Michelin : Florent Menegaux en appelle au sursaut de l'industrie européenne

Face aux acteurs de la filière automobile, Florent Menegaux n’a pas mâché ses mots : "Si on s’endort, on est mort !" Le patron du groupe clermontois estime que l’industrie européenne, et plus particulièrement le secteur du pneumatique, se trouve aujourd’hui dans une impasse. "Nous faisons face à une concurrence de très haut niveau, pas seulement sur les coûts, mais aussi sur la qualité et l’innovation", a-t-il rappelé.
Pour Michelin, les droits de douane fluctuants et la multiplication des contraintes réglementaires créent un environnement industriel erratique, dans lequel la compétitivité devient un exercice d’équilibriste.
Des règles environnementales déconnectées de la réalité du terrain
Florent Menegaux ne remet pas en cause les objectifs climatiques, mais la manière dont ils sont freinés par la loi. Il cite notamment le report du règlement sur la déforestation qui vise à interdire le caoutchouc ayant contribué à la dégradation des forêts, alors que le manufacturier avait préparé chaque élément nécessaire à la traçabilité. Il regrette aussi que la norme Euro 7, censée mesurer l’abrasion des pneus, "ne reflète pas la réalité de l’usage" à cause d'une méthodologie de calcul inadaptée.
Selon lui, ces mesures risquent de pénaliser les acteurs européens sans réellement servir l’objectif écologique : "Elles créent de la complexité là où nous avons besoin de cohérence."
Compétitivité industrielle : la France en première ligne
Le poids de la France dans l’équation Michelin reste pourtant considérable : 8 % du chiffre d’affaires, mais 16 % des effectifs et des impôts, répartis sur 14 sites industriels. Problème : plus de la moitié de ces usines tournent en sous-capacité, et 75 % de la production sont exportés. "Si je protège un outil qui n’est pas compétitif, j’accélère sa dégradation", prévient le dirigeant, tout en affirmant qu’aucune fermeture n’est à l’ordre du jour.
Le site de rechapage d’Avallon (Yonne) illustre parfaitement cette tension : il ne tourne qu’à 40 % de sa capacité, faute de débouchés face à des pneus asiatiques neufs vendus moins cher que des enveloppes rechapées. Un paradoxe pour une activité pourtant centrale dans la stratégie de circularité du groupe.
Rompre avec la spirale des "prix bas"
Pour Florent Menegaux, l’erreur serait de s’aligner sur le modèle asiatique des prix cassés : faire des produits de plus en plus qualitatifs à des coûts de plus en plus contraints.
Une logique qui, selon lui, appauvrit la chaîne de valeur et détruit des emplois à long terme.

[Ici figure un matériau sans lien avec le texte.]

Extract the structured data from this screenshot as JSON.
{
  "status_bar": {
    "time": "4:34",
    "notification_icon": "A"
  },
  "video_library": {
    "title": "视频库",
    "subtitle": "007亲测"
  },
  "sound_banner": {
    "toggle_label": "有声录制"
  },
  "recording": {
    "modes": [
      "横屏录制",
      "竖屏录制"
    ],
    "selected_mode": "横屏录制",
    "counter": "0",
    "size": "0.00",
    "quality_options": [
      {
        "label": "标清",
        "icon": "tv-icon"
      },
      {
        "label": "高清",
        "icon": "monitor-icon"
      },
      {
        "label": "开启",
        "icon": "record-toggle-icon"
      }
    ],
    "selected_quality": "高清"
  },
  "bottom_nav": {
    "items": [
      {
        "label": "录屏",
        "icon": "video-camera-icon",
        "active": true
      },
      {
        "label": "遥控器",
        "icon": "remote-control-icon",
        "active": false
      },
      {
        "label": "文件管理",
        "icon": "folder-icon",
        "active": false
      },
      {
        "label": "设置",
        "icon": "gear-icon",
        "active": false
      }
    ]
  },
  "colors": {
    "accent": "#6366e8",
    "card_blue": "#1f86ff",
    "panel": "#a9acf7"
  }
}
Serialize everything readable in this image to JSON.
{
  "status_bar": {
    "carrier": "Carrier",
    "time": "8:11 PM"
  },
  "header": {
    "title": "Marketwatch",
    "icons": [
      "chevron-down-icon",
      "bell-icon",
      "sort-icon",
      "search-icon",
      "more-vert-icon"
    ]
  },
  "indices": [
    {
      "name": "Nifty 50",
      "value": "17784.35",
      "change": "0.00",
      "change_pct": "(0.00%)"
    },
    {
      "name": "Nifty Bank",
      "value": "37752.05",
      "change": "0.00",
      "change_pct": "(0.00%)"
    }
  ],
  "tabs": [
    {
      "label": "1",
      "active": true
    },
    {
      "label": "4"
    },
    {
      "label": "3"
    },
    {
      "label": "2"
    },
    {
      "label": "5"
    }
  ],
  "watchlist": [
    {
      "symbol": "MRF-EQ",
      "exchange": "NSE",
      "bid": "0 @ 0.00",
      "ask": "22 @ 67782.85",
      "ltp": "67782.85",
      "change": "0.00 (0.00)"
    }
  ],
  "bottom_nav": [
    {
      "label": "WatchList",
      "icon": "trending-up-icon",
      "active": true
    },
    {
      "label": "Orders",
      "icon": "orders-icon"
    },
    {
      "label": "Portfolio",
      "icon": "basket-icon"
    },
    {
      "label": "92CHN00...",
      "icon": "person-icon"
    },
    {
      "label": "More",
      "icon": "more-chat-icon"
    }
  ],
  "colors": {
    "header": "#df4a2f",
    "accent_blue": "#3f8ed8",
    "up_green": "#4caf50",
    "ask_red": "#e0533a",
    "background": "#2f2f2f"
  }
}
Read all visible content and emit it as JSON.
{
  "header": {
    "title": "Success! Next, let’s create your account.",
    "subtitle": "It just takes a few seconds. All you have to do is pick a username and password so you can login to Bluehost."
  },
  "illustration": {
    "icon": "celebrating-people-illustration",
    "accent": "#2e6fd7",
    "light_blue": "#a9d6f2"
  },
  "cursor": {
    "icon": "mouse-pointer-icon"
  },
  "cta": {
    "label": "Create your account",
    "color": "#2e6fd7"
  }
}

Le président de Michelin plaide pour un modèle fondé sur la montée en compétences, la qualité et la rémunération juste : "Nous devons rompre ce cercle vicieux et revaloriser le travail industriel."
Réhabiliter l’industrie et reconstruire un dialogue
Le patron du Bibendum déplore un manque d'esprit d'équipe à l'échelle de la France et a fortiori de l'Union européenne : "Les mondes économique et politique sont trop disjoints pour construire une vision commune." Au nom de tous les membres de son écosystème, il appelle à une coopération plus étroite entre les entreprises, les pouvoirs publics et les territoires pour redonner à l’industrie automobile un cadre stable et durable qui tirera l'ensemble de la filière vers le haut.